A Postgres tsvector index over the source text of every document. Tokenises words, stems them, and ranks results with ts_rank. Returns highlighted snippets so you can see why a result matched.

Best for:

  • Unique strings (booking references, postcodes, IDs).
  • Quoted phrases.
  • Anything where the exact word matters.

A vector index over an embedding of every document. Queries get embedded the same way and results are ranked by cosine similarity — closer in meaning ranks higher.

Best for:

  • Vague recall — “that thing about retirement plans”.
  • Cross-language matches.
  • Concepts that don’t share words with the document.

A direct lookup against the extracted fields on every document. Matches against a field name (vendor, total, provider) or a value substring.

Best for:

  • “all my Vodafone bills” (vendor = Vodafone).
  • Lookups by exact field value.

Documents and their extracted fields. The command palette extends this across memories, reminders, collection items, and conversations — five entity types in one ranked result list.

Group-shared items are searched alongside your own.

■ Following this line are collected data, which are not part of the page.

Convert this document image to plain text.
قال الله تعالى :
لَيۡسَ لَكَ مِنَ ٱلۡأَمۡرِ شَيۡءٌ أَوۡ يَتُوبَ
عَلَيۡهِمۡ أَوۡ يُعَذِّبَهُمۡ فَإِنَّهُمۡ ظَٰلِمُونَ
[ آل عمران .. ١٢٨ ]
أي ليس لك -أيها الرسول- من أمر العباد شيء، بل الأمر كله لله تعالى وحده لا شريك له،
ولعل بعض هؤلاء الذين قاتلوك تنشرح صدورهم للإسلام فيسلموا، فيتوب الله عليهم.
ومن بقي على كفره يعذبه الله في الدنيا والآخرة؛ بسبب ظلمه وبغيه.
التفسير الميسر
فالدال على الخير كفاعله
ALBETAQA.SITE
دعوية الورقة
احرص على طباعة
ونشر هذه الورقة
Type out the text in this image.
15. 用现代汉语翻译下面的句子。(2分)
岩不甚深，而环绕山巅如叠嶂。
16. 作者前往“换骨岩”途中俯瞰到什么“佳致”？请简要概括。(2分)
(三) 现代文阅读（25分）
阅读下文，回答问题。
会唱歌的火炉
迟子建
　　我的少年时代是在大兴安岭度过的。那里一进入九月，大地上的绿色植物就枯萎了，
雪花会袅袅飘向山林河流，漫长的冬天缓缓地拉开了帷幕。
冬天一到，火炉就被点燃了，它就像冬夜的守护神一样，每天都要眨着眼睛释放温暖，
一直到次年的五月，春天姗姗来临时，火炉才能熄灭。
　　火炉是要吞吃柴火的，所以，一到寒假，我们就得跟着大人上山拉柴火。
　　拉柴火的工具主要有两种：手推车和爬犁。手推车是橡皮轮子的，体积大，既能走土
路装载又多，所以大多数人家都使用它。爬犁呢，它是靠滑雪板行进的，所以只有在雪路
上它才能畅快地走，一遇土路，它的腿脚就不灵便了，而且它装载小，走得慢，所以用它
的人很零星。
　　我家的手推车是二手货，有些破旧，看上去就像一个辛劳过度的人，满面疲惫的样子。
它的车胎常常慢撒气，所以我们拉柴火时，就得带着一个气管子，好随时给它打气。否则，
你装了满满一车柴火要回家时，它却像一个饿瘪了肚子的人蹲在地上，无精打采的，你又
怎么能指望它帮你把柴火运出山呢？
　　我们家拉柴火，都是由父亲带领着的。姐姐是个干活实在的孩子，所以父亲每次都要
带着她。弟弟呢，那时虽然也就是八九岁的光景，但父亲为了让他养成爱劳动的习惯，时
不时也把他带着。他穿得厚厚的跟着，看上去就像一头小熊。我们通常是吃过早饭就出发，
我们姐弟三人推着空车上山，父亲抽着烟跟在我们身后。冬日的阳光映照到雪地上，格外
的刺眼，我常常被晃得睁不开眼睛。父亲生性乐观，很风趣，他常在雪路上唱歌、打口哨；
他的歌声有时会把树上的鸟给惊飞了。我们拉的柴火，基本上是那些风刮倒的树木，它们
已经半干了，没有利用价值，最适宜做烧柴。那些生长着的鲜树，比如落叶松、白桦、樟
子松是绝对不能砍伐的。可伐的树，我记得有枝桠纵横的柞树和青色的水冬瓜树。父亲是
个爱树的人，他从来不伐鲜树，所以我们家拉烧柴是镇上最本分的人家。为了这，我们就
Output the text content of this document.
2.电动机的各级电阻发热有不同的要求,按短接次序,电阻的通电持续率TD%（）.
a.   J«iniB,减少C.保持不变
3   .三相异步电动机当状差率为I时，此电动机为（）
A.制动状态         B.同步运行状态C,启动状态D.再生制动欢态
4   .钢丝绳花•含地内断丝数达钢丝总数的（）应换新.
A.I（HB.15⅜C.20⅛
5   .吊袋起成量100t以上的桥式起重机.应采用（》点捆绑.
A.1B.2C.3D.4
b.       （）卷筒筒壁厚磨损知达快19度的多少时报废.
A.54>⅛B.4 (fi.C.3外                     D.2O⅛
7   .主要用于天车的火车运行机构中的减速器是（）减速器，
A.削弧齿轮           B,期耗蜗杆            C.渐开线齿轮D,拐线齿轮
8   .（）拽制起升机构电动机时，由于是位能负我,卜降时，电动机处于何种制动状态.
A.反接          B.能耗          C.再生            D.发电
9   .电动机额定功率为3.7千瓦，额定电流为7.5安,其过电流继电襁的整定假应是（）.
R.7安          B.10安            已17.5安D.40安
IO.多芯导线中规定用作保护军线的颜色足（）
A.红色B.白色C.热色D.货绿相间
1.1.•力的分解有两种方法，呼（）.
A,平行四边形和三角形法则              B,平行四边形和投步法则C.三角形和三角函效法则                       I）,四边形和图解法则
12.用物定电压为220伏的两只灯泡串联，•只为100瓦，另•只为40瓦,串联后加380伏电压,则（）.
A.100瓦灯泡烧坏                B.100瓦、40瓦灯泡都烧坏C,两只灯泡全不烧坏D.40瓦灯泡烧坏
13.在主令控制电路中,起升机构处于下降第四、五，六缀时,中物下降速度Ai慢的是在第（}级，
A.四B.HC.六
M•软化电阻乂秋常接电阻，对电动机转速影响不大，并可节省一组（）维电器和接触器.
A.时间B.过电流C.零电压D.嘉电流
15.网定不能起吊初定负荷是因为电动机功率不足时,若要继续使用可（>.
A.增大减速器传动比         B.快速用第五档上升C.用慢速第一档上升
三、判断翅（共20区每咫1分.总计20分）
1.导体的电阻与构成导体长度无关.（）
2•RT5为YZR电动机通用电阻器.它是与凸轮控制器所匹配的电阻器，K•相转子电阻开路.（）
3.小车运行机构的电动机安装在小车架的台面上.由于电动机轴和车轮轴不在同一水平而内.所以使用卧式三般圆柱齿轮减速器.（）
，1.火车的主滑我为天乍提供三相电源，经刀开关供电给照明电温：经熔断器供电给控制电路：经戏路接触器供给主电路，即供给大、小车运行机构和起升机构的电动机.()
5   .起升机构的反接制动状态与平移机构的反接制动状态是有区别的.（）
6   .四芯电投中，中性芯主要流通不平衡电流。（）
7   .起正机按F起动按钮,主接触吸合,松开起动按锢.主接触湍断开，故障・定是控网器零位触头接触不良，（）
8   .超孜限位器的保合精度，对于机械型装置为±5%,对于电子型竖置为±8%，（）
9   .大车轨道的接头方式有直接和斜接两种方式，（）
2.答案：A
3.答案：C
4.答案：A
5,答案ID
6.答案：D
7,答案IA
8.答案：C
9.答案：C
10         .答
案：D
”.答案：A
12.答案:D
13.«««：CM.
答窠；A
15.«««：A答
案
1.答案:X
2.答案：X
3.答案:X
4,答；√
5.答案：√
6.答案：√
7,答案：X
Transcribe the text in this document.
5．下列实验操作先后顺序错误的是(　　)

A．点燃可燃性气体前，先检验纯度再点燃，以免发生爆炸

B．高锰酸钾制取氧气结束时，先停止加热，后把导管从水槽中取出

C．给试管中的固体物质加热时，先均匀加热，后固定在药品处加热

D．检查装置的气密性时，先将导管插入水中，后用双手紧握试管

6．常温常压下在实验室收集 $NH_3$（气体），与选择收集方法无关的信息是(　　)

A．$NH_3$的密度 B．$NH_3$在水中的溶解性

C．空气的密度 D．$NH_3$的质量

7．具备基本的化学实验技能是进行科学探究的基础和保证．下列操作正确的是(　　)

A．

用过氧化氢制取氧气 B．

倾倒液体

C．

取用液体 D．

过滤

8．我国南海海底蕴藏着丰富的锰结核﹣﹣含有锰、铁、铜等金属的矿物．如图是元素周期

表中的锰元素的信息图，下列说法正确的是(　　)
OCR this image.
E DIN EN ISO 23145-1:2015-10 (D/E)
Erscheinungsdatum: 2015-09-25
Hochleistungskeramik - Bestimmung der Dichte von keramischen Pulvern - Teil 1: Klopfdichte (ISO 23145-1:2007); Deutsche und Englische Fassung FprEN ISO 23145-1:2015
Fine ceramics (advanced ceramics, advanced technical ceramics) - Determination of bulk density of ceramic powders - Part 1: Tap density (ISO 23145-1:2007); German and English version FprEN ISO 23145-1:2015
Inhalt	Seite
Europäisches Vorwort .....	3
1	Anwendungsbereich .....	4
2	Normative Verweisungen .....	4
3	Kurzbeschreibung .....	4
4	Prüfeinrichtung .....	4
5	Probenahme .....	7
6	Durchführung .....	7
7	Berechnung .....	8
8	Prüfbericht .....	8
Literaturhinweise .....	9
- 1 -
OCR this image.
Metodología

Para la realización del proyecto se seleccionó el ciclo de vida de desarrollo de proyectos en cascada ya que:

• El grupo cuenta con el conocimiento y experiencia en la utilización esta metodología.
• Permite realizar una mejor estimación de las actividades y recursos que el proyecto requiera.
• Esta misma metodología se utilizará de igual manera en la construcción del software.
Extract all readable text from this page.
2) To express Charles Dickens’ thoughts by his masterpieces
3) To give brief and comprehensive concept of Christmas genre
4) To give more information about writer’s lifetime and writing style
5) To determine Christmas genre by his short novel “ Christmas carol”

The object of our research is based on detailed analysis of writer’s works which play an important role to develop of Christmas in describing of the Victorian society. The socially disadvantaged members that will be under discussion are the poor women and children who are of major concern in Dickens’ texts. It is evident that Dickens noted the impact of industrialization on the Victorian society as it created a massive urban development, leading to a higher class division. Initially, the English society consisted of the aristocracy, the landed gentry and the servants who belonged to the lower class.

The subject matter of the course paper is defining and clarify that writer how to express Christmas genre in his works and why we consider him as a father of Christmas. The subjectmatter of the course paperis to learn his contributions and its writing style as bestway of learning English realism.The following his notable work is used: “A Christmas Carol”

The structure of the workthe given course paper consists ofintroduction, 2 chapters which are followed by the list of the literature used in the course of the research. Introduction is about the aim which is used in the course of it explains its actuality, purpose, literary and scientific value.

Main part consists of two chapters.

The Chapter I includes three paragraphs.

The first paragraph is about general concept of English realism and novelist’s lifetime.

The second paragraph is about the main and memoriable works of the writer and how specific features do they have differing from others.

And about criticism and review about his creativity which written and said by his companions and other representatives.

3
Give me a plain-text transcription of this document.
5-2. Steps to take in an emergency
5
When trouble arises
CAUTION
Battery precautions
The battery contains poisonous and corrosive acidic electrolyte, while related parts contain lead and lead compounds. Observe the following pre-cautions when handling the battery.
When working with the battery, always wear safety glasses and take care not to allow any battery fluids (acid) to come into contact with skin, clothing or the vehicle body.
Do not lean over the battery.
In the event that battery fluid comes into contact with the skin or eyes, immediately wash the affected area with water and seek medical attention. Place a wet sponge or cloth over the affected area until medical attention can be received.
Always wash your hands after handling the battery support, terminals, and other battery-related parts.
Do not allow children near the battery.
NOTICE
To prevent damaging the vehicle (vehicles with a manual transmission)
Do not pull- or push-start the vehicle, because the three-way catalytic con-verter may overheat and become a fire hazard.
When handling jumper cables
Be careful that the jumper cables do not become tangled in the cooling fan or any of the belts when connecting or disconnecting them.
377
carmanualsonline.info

  • Auto-mode falls back from full-text to semantic when full-text returns nothing — so a query that matches one document by an obscure word will still surface that document.
  • Search is per-account. You don’t see other users’ documents unless they’re shared with you through a group.
  • Search inside attachments depends on whether the attachment text was extracted at capture (PDFs and images: yes; raw binaries: no).